King Philip's War in Maine:
A Reassessment

King Philip’s War (1675-78) was the most politically significant war in the seventeenth-century Northeast. Metacom (or King Philip) led the Wampanoag Indians to war with Plymouth Colony in June 1675, and soon the fighting had spread to the entire region and drawn in virtually all its inhabitants, Indian and English. Historians generally depict King Philip’s War as an archetypal “Indian War”—a conflict that ended in a costly but inevitable victory for the English, who wiped out the Indians. Colin Calloway epitomized this historical interpretation when he described King Philip’s War as “the great watershed” that triggered the momentous decline of indigenous political, economic, and military power in New England.1 Historians have accepted Calloway’s assessment as a blanket explanation for the conflict’s aftermath. Archetypical Indian Wars, after all, are ultimately Indian defeats.

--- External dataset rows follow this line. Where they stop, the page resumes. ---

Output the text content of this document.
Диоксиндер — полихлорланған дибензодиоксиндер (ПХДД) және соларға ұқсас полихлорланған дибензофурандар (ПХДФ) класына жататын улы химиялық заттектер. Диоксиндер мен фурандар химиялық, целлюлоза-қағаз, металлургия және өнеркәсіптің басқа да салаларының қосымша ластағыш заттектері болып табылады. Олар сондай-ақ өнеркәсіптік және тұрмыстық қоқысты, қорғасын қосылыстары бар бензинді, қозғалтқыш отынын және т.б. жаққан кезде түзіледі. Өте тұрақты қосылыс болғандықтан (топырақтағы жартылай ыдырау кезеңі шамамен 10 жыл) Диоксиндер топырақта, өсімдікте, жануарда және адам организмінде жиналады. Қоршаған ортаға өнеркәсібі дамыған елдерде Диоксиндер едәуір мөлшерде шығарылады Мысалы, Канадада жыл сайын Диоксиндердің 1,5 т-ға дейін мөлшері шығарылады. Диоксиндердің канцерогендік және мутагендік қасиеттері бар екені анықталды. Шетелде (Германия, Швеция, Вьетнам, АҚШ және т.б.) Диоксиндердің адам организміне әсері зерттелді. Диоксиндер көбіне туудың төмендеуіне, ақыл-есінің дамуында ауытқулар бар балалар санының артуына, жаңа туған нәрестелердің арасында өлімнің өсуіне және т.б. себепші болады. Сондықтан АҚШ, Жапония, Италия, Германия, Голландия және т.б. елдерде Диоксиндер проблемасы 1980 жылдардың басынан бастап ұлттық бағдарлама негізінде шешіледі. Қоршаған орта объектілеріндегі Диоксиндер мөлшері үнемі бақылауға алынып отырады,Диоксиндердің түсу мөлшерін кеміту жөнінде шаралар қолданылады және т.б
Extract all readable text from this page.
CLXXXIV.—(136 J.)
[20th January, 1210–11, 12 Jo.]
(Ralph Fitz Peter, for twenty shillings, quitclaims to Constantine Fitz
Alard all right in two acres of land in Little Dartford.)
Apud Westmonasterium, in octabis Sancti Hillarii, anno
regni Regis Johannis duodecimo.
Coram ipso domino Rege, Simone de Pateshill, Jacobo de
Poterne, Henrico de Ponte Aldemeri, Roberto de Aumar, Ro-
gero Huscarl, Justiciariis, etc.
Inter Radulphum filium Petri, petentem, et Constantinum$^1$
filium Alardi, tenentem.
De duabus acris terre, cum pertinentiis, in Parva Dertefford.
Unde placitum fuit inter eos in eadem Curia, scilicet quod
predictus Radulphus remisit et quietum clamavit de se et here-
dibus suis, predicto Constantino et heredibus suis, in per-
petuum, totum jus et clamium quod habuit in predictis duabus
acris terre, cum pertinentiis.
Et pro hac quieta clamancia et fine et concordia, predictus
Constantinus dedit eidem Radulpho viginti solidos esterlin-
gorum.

But colonial archetypes conceal indigenous realities. By interpreting King Philip’s War as a classic Indian War, historians have overlooked the diverse consequences it had for Indians across the Northeast. Although the indisputably English defeated the Indians in Southern New England in August 1676, the five tribes of the Wabanaki Confederacy—who call themselves “the People of the Dawn”—continued the war from their homelands in Maine, New Hampshire, and Vermont. Fighting continued on the northern front for twenty additional months after the English defeated King Philip. The Wampanoag leader had drawn the Wabanakis into his alliance against New England, but their fates were not intertwined.

A Map of New England and New York
John Speed, A Map of New England and New York,
map, 1676, New York. | Public domain.

The peace treaty of April 1678 and the immediate aftermath of King Philip’s War had complex consequences for the Wabanakis. Although food scarcity forced many to seek wartime refuge at Jesuit mission villages in New France, it is evident that the Wabanakis were militarily victorious over the English. Moreover, the refugees helped forge new indigenous alliances with the Canadian Indians and French colonists. These vital new kinship networks strengthened the Wabanaki Confederacy’s political alliances in the 1680s and contributed to its military success in King William’s War (1688-99) and Queen Anne’s War (1702-13). When they agreed to a peace treaty in, the Wabanakis had done what no historian has fully acknowledged: they had won King Philip’s War.

Notes

  1. Colin G. Calloway, “"Introduction: Surviving the Dark Ages," 4.